When discussing the health economic impact of genome sequencing, comparing it with other technologies such as Exome sequencing helps achieve the right data. ES has been seen to be more cost-effective than GS according to one study of children with neurodevelopmental disorders in the USA (Clark, Stark, Farnaes, Tan, White, Dimmock, & Kingsmore, 2018). However, it is quite essential to consider the cost drivers of the two different technologies before such a conclusion. More than 90% of the costs of GS are directly linked to sequencing, while the costs of ES are related to DNA capture essay and associated labor. However, over time, the costs of sequencing have significantly reduced, thus making GS more health economic friendly.

Conclusion

The research provides valuable information on the use of GS as a first-tier rather than a last resort technique as it will be of benefit to many populations, especially the critically ill neonates where rapid diagnosis is essential. Future researches should focus on exploring the presentations and diseases in which the use of rapid GS has the most diagnostic effectiveness.

References

Bick, D., Jones, M., Taylor, S. L., Taft, R. J., & Belmont, J. (2019).Case for genome sequencing in infants and children with rare, undiagnosed or genetic diseases.Journal of medical genetics, jmedgenet-2019.
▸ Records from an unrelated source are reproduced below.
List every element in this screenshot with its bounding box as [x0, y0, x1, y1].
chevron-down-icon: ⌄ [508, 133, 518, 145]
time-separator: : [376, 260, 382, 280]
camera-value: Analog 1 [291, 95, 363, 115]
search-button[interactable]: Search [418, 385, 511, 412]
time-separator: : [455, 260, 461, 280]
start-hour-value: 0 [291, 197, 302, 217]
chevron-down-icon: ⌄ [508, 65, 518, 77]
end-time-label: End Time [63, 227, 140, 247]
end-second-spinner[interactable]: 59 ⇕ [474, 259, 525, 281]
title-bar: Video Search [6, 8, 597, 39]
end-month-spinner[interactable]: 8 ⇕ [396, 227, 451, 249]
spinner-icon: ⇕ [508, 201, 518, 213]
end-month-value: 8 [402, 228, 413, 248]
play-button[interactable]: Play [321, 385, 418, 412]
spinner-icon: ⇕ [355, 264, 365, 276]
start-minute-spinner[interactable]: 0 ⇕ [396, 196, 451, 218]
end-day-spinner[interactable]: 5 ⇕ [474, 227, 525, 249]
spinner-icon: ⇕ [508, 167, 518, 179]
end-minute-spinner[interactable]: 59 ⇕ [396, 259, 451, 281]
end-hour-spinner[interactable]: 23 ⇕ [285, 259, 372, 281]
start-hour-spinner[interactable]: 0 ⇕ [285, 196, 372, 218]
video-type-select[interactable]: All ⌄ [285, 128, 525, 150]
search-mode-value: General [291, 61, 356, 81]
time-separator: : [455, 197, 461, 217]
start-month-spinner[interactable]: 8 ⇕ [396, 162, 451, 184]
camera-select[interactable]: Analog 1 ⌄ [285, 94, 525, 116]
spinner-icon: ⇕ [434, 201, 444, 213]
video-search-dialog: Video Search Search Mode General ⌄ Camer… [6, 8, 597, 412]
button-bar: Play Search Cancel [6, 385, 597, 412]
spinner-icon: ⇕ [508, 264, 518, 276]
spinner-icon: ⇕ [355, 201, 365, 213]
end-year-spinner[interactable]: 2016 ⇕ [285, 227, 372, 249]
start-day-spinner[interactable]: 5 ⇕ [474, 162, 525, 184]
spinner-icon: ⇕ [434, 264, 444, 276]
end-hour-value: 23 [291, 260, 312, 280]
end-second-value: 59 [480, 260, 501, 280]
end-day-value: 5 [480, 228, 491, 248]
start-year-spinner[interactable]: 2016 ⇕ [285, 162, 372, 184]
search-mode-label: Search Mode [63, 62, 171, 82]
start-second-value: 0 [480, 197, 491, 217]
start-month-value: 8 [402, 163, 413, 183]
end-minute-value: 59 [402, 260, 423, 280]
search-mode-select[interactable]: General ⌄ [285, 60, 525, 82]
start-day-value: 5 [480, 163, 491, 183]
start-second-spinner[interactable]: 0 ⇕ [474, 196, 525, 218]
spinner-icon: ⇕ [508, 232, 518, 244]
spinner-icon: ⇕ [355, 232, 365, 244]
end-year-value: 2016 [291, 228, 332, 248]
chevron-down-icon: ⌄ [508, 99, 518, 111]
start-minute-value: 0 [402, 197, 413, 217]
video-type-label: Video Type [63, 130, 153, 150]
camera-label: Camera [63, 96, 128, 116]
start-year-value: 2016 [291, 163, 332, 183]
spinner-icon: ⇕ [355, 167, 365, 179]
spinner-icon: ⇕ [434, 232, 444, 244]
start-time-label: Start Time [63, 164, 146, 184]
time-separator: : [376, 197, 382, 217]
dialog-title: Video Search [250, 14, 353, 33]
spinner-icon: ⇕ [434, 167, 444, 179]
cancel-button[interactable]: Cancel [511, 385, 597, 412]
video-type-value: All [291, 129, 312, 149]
Clark, M. M., Stark, Z., Farnaes, L., Tan, T. Y., White, S. M., Dimmock, D., & Kingsmore, S. F. (2018). Meta-analysis of the diagnostic and clinical utility of genome and exome sequencing and chromosomal microarray in children with suspected genetic diseases. NPJ genomic medicine, 3.

Lionel, A. C., Costain, G., Monfared, N., Walker, S., Reuter, M. S., Hosseini, S. M., ...& Pellecchia, G. (2018). Improved diagnostic yield compared with targeted gene sequencing panels suggests a role for whole-genome sequencing as a first-tier genetic test. Genetics in Medicine, 20(4), 435.